Mi piace ricordare cosa ha scritto in proposito il teologo Josef Pieper: “L’uomo che nella sua caparbia sregolatezza si accanisce a voler cercare nell’ambizione o nel piacere il suo supremo acquietamento o compimento, cammina a grandi passi sulla strada della disperazione.”
Chi vive la temperanza, invece non eccede mai, evita le esagerazioni e possiede misura ed equilibrio. Ma cosa accade quando non ci riusciamo? Possiamo semplicemente dirci che abbiamo perso il senso, la direzione.
Chi siamo e che valore ha la nostra vita? che senso gli vogliamo dare? dove si trova la nostra felicità? nel dare o nel possedere? com’è fatta la nostra felicità? materia o spirito?

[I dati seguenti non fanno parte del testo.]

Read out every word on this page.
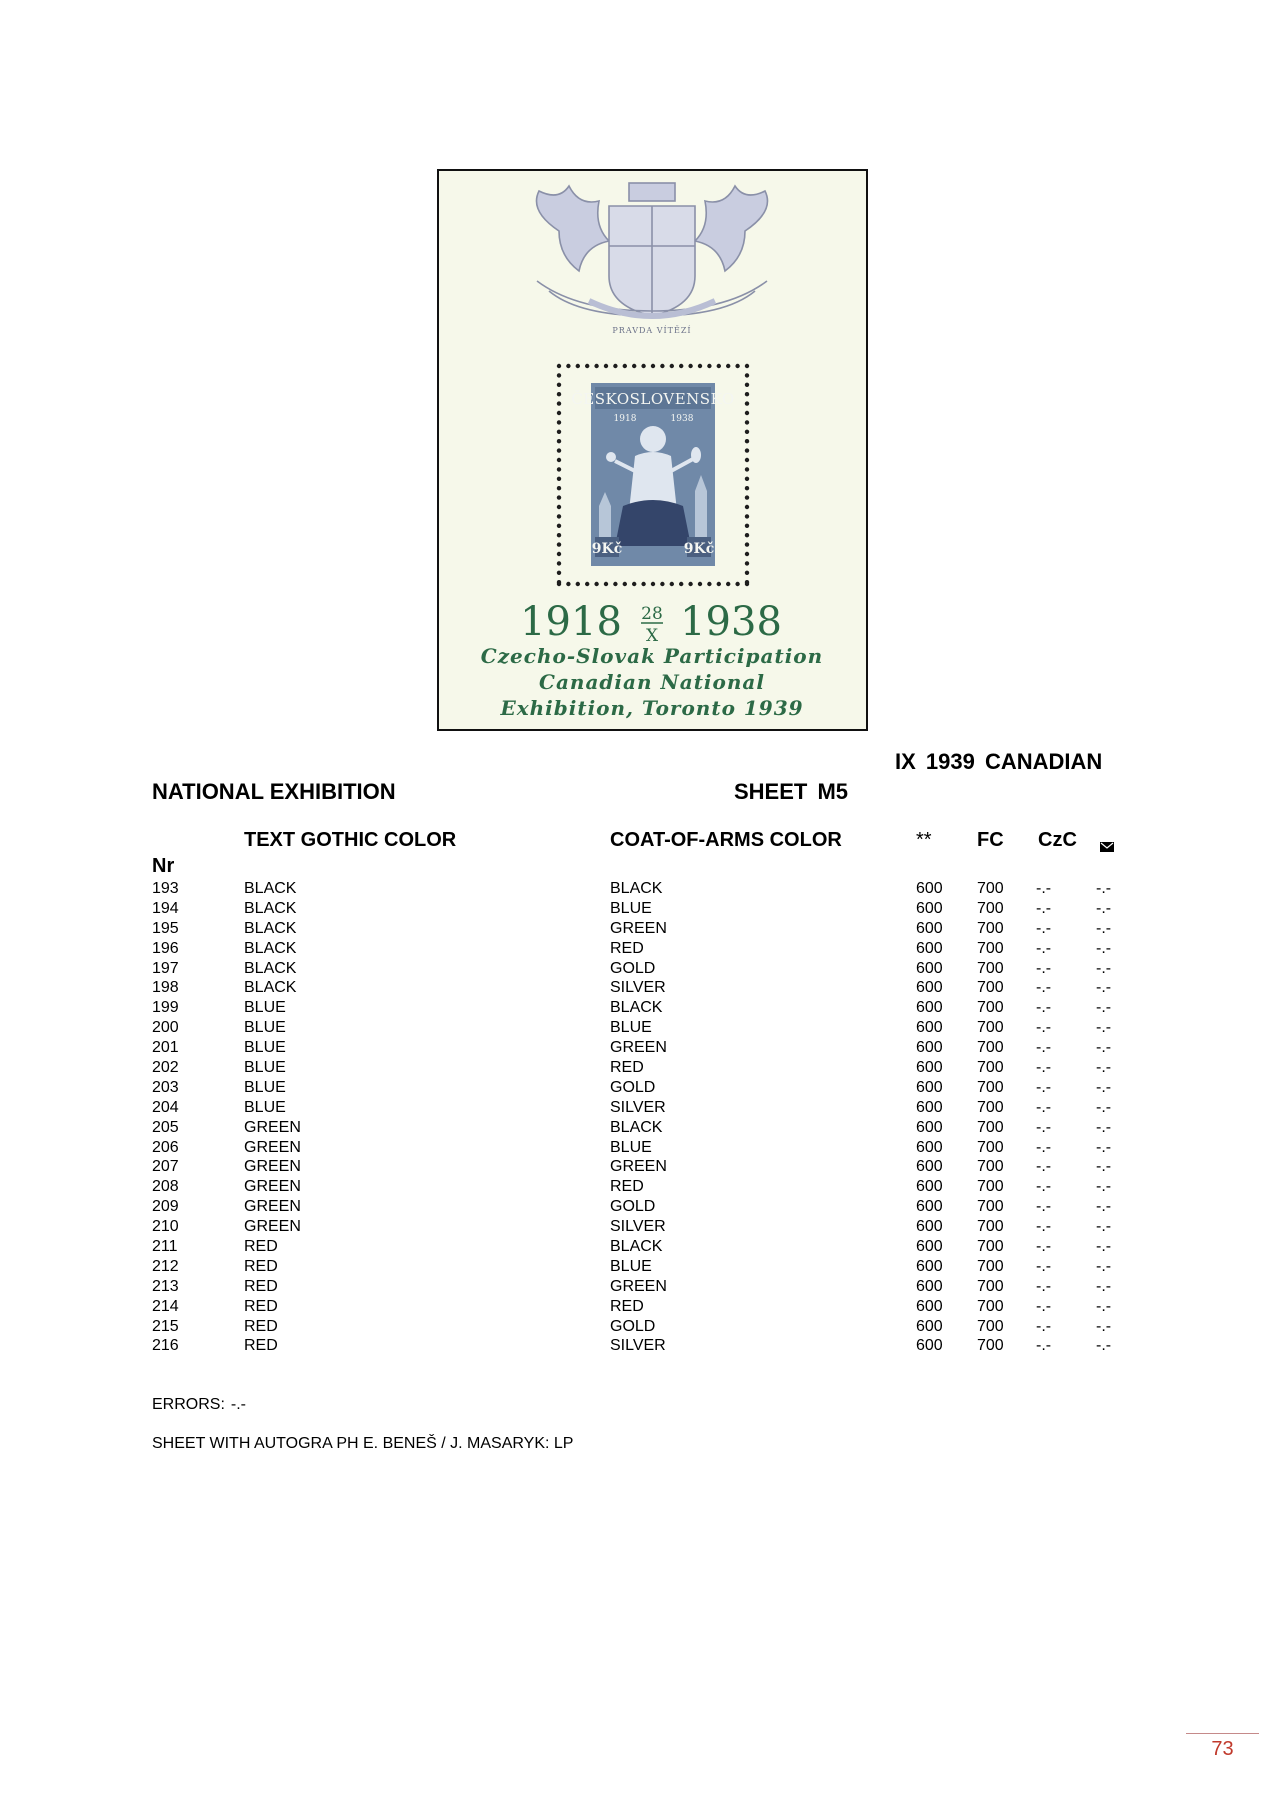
PRAVDA VÍTĚZÍ
ČESKOSLOVENSKO
1918	1938
9Kč	9Kč
1918 28
X 1938
Czecho-Slovak Participation
Canadian National
Exhibition, Toronto 1939
IX 1939 CANADIAN
NATIONAL EXHIBITION	SHEET M5
TEXT GOTHIC COLOR	COAT-OF-ARMS COLOR	** FC CzC
Nr
193	BLACK	BLACK	600 700 -.-	-.-
194	BLACK	BLUE	600 700 -.-	-.-
195	BLACK	GREEN	600 700 -.-	-.-
196	BLACK	RED	600 700 -.-	-.-
197	BLACK	GOLD	600 700 -.-	-.-
198	BLACK	SILVER	600 700 -.-	-.-
199	BLUE	BLACK	600 700 -.-	-.-
200	BLUE	BLUE	600 700 -.-	-.-
201	BLUE	GREEN	600 700 -.-	-.-
202	BLUE	RED	600 700 -.-	-.-
203	BLUE	GOLD	600 700 -.-	-.-
204	BLUE	SILVER	600 700 -.-	-.-
205	GREEN	BLACK	600 700 -.-	-.-
206	GREEN	BLUE	600 700 -.-	-.-
207	GREEN	GREEN	600 700 -.-	-.-
208	GREEN	RED	600 700 -.-	-.-
209	GREEN	GOLD	600 700 -.-	-.-
210	GREEN	SILVER	600 700 -.-	-.-
211	RED	BLACK	600 700 -.-	-.-
212	RED	BLUE	600 700 -.-	-.-
213	RED	GREEN	600 700 -.-	-.-
214	RED	RED	600 700 -.-	-.-
215	RED	GOLD	600 700 -.-	-.-
216	RED	SILVER	600 700 -.-	-.-
ERRORS: -.-
SHEET WITH AUTOGRA PH E. BENEŠ / J. MASARYK: LP
73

Il non saper dare queste risposte è quello che ci porta a camminare senza meta e con molti eccessi che vanno mitigati.
Se non ci decidiamo a dare queste risposte, difatti ci perdiamo l’occasione di conquistare una “nuova” e straordinaria ricchezza insita in qualsiasi percorso esistenziale di chi ha fatto la scelta di impegnarsi per un ideale grande di vita. Un ideale descrivibile nei termini di un vero proprio “dover essere”, pieno di verità, a cui decidiamo di indirizzare la nostra esistenza, e a cui siamo pronti a sacrificare molte altre opportunità, in molti casi più attraenti e piacevoli.
Scegliere quest’ultimo tipo di ricchezza anziché quello proposto dall’attuale modello economico richiede certamente rinunce (che in realtà tali non sono, perché frutto di una scelta libera, volontaria). Ma si badi bene che non sono tanto queste rinunce (in alcuni casi veri e propri atti eroici) a mettere in crisi le persone, quanto la loro assenza all’interno della loro esistenza.
Per dirla in modo meno forte questo modo di vivere le cose consente di parlare di responsabilità sociale del consumatore. Il quale è sempre quello che decide le sorti del mercato. Se un prodotto non viene acquistato vuol dire che non è gradito o non serve al consumatore. Questo comportamento etico, certo non sarà gradito alle multinazionali che di conseguenza renderanno più pressante il loro impegno ed i loro investimenti per far percepire (con una valanga di pubblicità pervasiva) ai consumatori bisogni che non hanno. Per questo dobbiamo cogliere il seguente invito della Dottrina Sociale della Chiesa: “i consumatori vanno continuamente educati al ruolo che quotidianamente esercitano e che essi possono svolgere nel rispetto dei principi morali senza sminuire la razionalità economica intrinseca all’atto dell’acquistare”.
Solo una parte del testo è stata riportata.